7. Co-determination of the works council

7. Co-determination of the works council

7.1 The European Works Council
The EC Regulation, which has now also been transposed into national law by the legislator, provides for the introduction of a European works council. However, this law only covers groups of companies that have to fulfil precisely defined requirements. As a rule, small and medium-sized enterprises are not affected. Nevertheless, it should be pointed out that the European Works Council has so far had no co-determination rights whatsoever in the event of a posting abroad within Europe. However, it has extensive information rights and consultation possibilities at its disposal.

7.2 The works council
The employee is employed in the domestic and sending enterprise and is sent from here due to a business decision in the way of a personnel individual measure abroad. The structure of the right of co-determination stipulates that the works council can refuse approval in the event of a transfer of an employee for the reasons stated in § 99 II BetrVG. The agreement is considered however as given, if the work council misses the week period.

The transfer abroad
The Works Constitution Act does not differentiate between posting agreements and transfer agreements. It only uses the term transfer.

The transfer term consists of four aspects:
1. another work area is assigned to the employee,
2. this measure lasts longer than one month,
3. it is linked to a significant change in the working circumstances.
4. the BAG has also determined that the transfer is conceptually necessary with a
    must be linked to a change of location.

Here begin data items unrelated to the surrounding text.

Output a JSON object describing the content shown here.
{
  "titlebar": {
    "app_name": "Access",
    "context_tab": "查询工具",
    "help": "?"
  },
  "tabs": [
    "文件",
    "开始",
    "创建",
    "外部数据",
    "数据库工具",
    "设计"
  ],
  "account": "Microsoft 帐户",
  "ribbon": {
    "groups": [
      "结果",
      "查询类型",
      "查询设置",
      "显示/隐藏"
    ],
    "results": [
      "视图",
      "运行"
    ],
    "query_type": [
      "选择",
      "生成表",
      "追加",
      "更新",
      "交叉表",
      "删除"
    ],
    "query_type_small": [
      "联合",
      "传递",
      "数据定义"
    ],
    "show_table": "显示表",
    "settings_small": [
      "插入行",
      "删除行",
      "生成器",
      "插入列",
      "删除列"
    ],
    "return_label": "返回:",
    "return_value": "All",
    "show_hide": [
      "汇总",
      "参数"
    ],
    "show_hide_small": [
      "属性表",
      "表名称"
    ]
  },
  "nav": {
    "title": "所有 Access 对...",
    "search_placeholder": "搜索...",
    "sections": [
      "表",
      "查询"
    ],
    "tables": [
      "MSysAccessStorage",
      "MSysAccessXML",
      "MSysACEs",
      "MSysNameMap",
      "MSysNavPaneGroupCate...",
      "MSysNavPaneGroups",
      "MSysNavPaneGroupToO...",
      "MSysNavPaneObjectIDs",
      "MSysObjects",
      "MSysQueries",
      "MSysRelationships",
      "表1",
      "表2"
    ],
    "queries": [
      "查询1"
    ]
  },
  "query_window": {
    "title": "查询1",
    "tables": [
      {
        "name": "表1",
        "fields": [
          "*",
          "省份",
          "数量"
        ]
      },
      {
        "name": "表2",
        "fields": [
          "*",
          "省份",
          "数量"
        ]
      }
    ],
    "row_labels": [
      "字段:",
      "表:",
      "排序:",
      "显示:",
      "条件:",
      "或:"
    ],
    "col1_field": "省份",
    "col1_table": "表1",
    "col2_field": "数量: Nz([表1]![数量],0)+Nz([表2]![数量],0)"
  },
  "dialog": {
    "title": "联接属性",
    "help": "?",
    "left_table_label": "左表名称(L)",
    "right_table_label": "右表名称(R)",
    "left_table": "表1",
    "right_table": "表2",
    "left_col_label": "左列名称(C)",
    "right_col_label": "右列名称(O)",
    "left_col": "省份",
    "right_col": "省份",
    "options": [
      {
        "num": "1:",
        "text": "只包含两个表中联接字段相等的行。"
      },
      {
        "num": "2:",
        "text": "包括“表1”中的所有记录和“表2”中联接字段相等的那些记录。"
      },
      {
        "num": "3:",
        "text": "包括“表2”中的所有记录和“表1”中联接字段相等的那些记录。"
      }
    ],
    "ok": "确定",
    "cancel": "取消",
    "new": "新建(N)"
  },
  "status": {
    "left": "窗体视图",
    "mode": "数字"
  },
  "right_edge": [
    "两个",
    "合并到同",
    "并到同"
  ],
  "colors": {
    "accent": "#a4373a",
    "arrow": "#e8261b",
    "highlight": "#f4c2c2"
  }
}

It is undisputed that a transfer does not exist if the employee, according to the nature of his or her employment relationship, is not usually employed at a specific job in the country. According to the general view of traffic, it must be determined whether the change of job is typical for the employment relationship.

This is the case, for example, when a fitter changes jobs. The same applies to a sales representative. It is questionable with a pilot.

Hiring an employee exclusively for the purpose of the assignment is also not a transfer. Because he never belonged to the domestic company.

The courts have assessed the assignment of activities in Japan as a transfer and have based it on the change of location. However, the change of location alone was not sufficient.

The integration into a foreign company, which is also linked to a suspension agreement or a termination of the domestic contracts, was also assessed as a transfer.

Options for structuring
In any case, the works council's right of co-determination cannot be circumvented by making agreements under individual law to the contrary. Also another designation of the personnel individual measure changes nothing at the alone relevant legal evaluation of the procedure. Even the consent of the employee concerned cannot exclude the right of co-determination.

Termination by the domestic company of an employee posted abroad
The works council has a right of co-determination from §§ 102, 103 BetrVG in the event of termination of the employment contract with the company. The disregard of its right of objection leads to a procedural error, which makes the notice ineffective. However, there is also a right of co-determination in the event of termination during the period of employment abroad. A prerequisite, however, is that the employee belongs to the domestic company.

The termination of a seconded employee who has an employment contract with the sending company:
This employee works abroad in a permanent establishment, a branch or a representative office which, according to internationally valid standards, do not legally represent persons capable of acting, i.e. cannot have their own rights and obligations.

The dismissal of such an employee is subject to co-determination by the works council if it can be attributed to the sending company. This is possible according to the above criteria.

The termination of a seconded employee who has both an employment contract with the sending company and an employment contract with the receiving company:

This situation is sometimes brought about by a concordant will of the parties. Sometimes it results from the situation that the granting of a work/residence permit in the host country is linked to an employment contract concluded there. The employee then usually works for an independent subsidiary of the sending company, which is legally independent according to international legal standards, or for a foreign company.

The possibility of concluding several employment contracts at the same time is legally permissible. It is questionable, however, which contractual partner on the employer side is entitled to the right of termination. Or is both employers entitled to the right of termination together or perhaps everyone independently of each other? How does the termination of one employer affect the other's employment relationship? Could the co-determination right of the domestic works council be circumvented by the fact that the notice of termination is given abroad?

Is the employment relationship uniform or multiple?
The answer to these questions depends on how the relationship between the two employment contracts can be defined. A uniform or multiple employment relationship can be considered.

As a rule, a uniform employment relationship can only be terminated in its entirety and by and against all parties involved on the same side in the absence of an expressly deviating agreement. The necessary declarations need not always be made in a single act. Interpretation and reinterpretation of individual declarations of termination may lead to the result that they are individual partial acts of a uniform declaration of termination. If there are different termination dates, the latest will apply in case of doubt.

In the event that the BetrVG is applicable by way of broadcasting, the works council would have to be consulted pursuant to § 102. A termination that is already lawful under the employment contract statute of the foreign state would then also have to comply with the German standards. In practice, a whole series of problems could arise with regard to any deadlines to be observed.